The agreement will deploy high-capacity, cross-border and multi-terabit optical fibre infrastructure and, establishing a terrestrial fibre corridor that will connect the international submarine cable landing stations in Djibouti. It will then travel through Ethiopia and extend towards Sudan’s landing stations.
Ultimately, the new route hopes to create a scalable, secure and diversified regional connectivity pathway linking East Africa to global digital networks.
“The Horizon Fiber initiative lays the foundation for a future-ready digital backbone that connects countries, supports economic growth, and positions the region as a reliable gateway within the global digital ecosystem,” said Frehiwot Tamru, CEO at Ethio telecom at the signing, as reported by CIO Africa.
The Horizon Fiber initiative is designed to enhance international bandwidth capacity, strengthen network resilience and redundancy and support the rapidly growing demand for data, cloud services and hyperscale connectivity, digital platforms and cross-border data flows across the region.
It also hopes to support the accelerating digital economy in Africa, which is being driven by rising cloud adoption, AI and enterprise digitalisation.
Ethio telecom said the initiative is a critical enabler of its 2028 strategy, Next Horizon: Digital & Beyond, and therefore reinforces its ambition to evolve from a national operator into a regional digital connectivity and infrastructure leader.
“Horizon Fiber strengthens Ethiopia’s position as a strategic digital transit hub, supports international expansion and underpins advanced digital services including cloud, data centres, enterprise solutions and cross-border digital trade,” the company said via its press release.
Speaking on the occasion, the CEOs of each operator emphasised the Horizon Fiber Initiative reflects a shared vision of regional cooperation, innovation-driven partnerships and inclusive digital transformation.

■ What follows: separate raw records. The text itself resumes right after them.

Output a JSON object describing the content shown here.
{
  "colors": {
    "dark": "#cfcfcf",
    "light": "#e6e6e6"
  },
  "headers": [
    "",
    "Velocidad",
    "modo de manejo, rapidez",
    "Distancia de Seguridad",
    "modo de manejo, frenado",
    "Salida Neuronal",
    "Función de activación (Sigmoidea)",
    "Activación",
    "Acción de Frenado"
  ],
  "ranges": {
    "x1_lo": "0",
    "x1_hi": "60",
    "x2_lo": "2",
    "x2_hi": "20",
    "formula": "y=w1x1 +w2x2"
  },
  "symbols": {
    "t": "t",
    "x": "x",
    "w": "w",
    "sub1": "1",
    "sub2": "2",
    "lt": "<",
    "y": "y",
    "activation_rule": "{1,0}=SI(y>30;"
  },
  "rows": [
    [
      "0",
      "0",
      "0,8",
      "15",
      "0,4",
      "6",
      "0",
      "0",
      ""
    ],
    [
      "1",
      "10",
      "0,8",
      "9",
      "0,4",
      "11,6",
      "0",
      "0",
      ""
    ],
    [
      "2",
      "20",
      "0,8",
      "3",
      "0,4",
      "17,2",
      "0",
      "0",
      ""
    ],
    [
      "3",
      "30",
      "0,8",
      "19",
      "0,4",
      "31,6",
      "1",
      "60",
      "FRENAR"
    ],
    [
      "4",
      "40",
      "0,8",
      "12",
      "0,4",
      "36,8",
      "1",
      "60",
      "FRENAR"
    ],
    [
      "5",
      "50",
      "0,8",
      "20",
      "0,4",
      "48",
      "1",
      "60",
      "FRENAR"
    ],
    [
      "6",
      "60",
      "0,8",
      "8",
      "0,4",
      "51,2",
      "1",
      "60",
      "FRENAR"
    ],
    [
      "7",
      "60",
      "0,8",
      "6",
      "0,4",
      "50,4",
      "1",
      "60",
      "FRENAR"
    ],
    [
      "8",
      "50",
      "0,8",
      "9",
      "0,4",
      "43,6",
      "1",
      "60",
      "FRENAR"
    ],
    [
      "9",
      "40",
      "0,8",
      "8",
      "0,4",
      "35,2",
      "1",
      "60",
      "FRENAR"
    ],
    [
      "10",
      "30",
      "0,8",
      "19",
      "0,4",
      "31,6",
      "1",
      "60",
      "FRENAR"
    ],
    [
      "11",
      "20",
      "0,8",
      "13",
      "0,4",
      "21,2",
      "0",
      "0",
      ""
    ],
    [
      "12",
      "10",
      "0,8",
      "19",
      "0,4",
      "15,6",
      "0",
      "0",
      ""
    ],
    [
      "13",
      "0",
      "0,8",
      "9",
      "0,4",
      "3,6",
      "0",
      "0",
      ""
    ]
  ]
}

“The Horizon project opens a new chapter in the development and integration of telecommunications infrastructure in our region, with a common goal of progress and shared prosperity,” said Djibouti Telecom CEO Mohamed Assoweh Bouh, according to CIO Africa.
“It demonstrates our ability to build strategic infrastructure together, strengthen our digital sovereignty and affirm our role on the global stage.”
The partnership also builds on an earlier Memorandum of Understanding (MoU) signed in Addis Ababa in December 2024.